Chapter 2

Seeing and Thinking Sociologically

Sociologists at Work



Philip Zimbardo
The Psychology of Imprisonment

In 1971 Philip Zimbardo, a professor of social psychology at Stanford University, conducted a remarkable experiment. Recent prison uprisings had piqued his interest in what it means psychologically to be a prisoner or a prison guard. Why were prisoners so disposed toward violence? Why were prison guards so brutal?

The answers seemed obvious. Prisoners are violent because of the type of people they are: antisocial criminals who have little regard for other people. Guards are brutal because only brutal people are attracted to such an occupation in the first place.

But Zimbardo suspected that the dynamics of prison life depend on more than the personalities of the individuals involved. He wondered whether the structure of the prison situation played a part in turning prisoners and guards into mean and violent people.

With the help of several colleagues, Zimbardo created a mock prison in the basement of the Stanford psychology building. There he could observe volunteer subjects in the roles of prisoners and guards.

Of the 70 or so students who answered his ad for volunteers, Zimbardo chose two dozen mature, emotionally stable, intelligent young men to be part of the study. None had a criminal record. They were, as he put it, the "cream of the crop of this generation."1

Some subjects were designated as "prisoners" with a flip of a coin; the rest served as "guards."

When it was time for the experiment to begin, the prisoners were unexpectedly picked up at their homes by a city police officer in a squad car. They were searched, handcuffed, fingerprinted, blindfolded, and taken to the "prison."

There the prisoners were stripped, given a uniform and number, and placed in a cell with two other inmates. They were told the cell would be their home for the next 2 weeks.

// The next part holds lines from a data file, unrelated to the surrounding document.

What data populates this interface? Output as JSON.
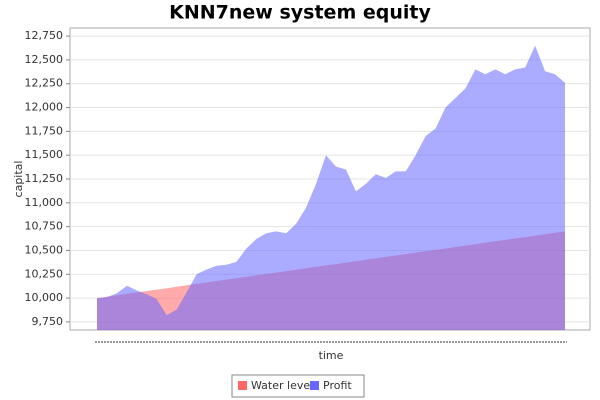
{
  "chart_data": {
    "type": "area",
    "title": "KNN7new system equity",
    "x_label": "time",
    "y_label": "capital",
    "categories": [
      null,
      null,
      null,
      null,
      null,
      null,
      null,
      null,
      null,
      null,
      null,
      null,
      null,
      null,
      null,
      null,
      null,
      null,
      null,
      null,
      null,
      null,
      null,
      null,
      null,
      null,
      null,
      null,
      null,
      null,
      null,
      null,
      null,
      null,
      null,
      null,
      null,
      null,
      null,
      null,
      null,
      null,
      null,
      null,
      null,
      null,
      null,
      null
    ],
    "series": [
      {
        "name": "Water level",
        "color": "#ff6666",
        "values": [
          10000,
          10015,
          10030,
          10045,
          10060,
          10074,
          10089,
          10104,
          10119,
          10134,
          10149,
          10164,
          10179,
          10194,
          10209,
          10223,
          10238,
          10253,
          10268,
          10283,
          10298,
          10313,
          10328,
          10343,
          10357,
          10372,
          10387,
          10402,
          10417,
          10432,
          10447,
          10462,
          10477,
          10491,
          10506,
          10521,
          10536,
          10551,
          10566,
          10581,
          10596,
          10611,
          10626,
          10640,
          10655,
          10670,
          10685,
          10700
        ]
      },
      {
        "name": "Profit",
        "color": "#6666ff",
        "values": [
          10000,
          10010,
          10050,
          10130,
          10080,
          10040,
          9990,
          9820,
          9880,
          10060,
          10250,
          10300,
          10340,
          10350,
          10380,
          10520,
          10620,
          10680,
          10700,
          10680,
          10780,
          10950,
          11200,
          11500,
          11380,
          11350,
          11120,
          11200,
          11300,
          11260,
          11330,
          11330,
          11500,
          11700,
          11780,
          12000,
          12100,
          12200,
          12400,
          12350,
          12400,
          12350,
          12400,
          12420,
          12650,
          12380,
          12350,
          12260
        ]
      }
    ],
    "ylim": [
      9665,
      12835
    ],
    "yticks": [
      {
        "value": 9750,
        "label": "9,750"
      },
      {
        "value": 10000,
        "label": "10,000"
      },
      {
        "value": 10250,
        "label": "10,250"
      },
      {
        "value": 10500,
        "label": "10,500"
      },
      {
        "value": 10750,
        "label": "10,750"
      },
      {
        "value": 11000,
        "label": "11,000"
      },
      {
        "value": 11250,
        "label": "11,250"
      },
      {
        "value": 11500,
        "label": "11,500"
      },
      {
        "value": 11750,
        "label": "11,750"
      },
      {
        "value": 12000,
        "label": "12,000"
      },
      {
        "value": 12250,
        "label": "12,250"
      },
      {
        "value": 12500,
        "label": "12,500"
      },
      {
        "value": 12750,
        "label": "12,750"
      }
    ],
    "grid": true,
    "legend": "bottom"
  }
}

When the guards arrived, they were informed that they had the authority to make up their own rules for maintaining law, order, and respect in the prison and were free to improvise new ones at any time during their 8-hour shifts on duty.

Although the experiment was supposed to last for 2 weeks, it had to be stopped after only 6 days. Zimbardo described the situation as follows:

What we saw was frightening. It was no longer apparent to most of the subjects (or to us) where reality ended and their roles began. The majority had indeed become prisoners or guards, no longer able to clearly differentiate between role playing and self. . . . In less than a week the experience of imprisonment undid (temporarily) a lifetime of learning; human values were suspended, self-concepts were challenged and the ugliest . . . side of human nature surfaced. We were horrified because we saw some guards treat others as if they were despicable animals, taking pleasure in cruelty, while the prisoners became . . . dehumanized robots who thought only of escape, of their own individual survival and of their mounting hatred for the guards.2

Some of the prisoners became severely depressed, confused, or hysterical and had to be released after only a few days. Just to get out of the prison, all but three of the remaining prisoners were willing to forfeit all the money they had earned for participating.

When told they had been "denied parole," however, the prisoners returned docilely to their cells. Zimbardo points out that had these individuals been thinking like the college students they were, instead of the prisoners they were playing, they simply would have quit.

Many of the guards became tyrants, arbitrarily using their power and enjoying the control they had over others. Other guards were not as brutal, but they never intervened on behalf of the prisoners and never told the other guards to "ease off."

What Zimbardo so poignantly discovered was that individual behavior is largely controlled by social forces. The prison situation itself turned nice, ordinary college students into either vicious or cowering animals.

In addition, Zimbardo's aborted study illustrated that, given the proper environmental circumstances, individuals can create the very social forces that come to shape their behavior. As the experimenter, he merely provided the physical structure of the "prison" and a few general rules. It was the subjects themselves who created the reality of their roles and therefore defined the power that the prison structure exerted over them.

1 Zimbardo, P. 1971. "The pathology of imprisonment." Society, 9, 4-8. p. 4.

2 Zimbardo, P. 1971. "The pathology of imprisonment." Society, 9, 4-8. p. 4.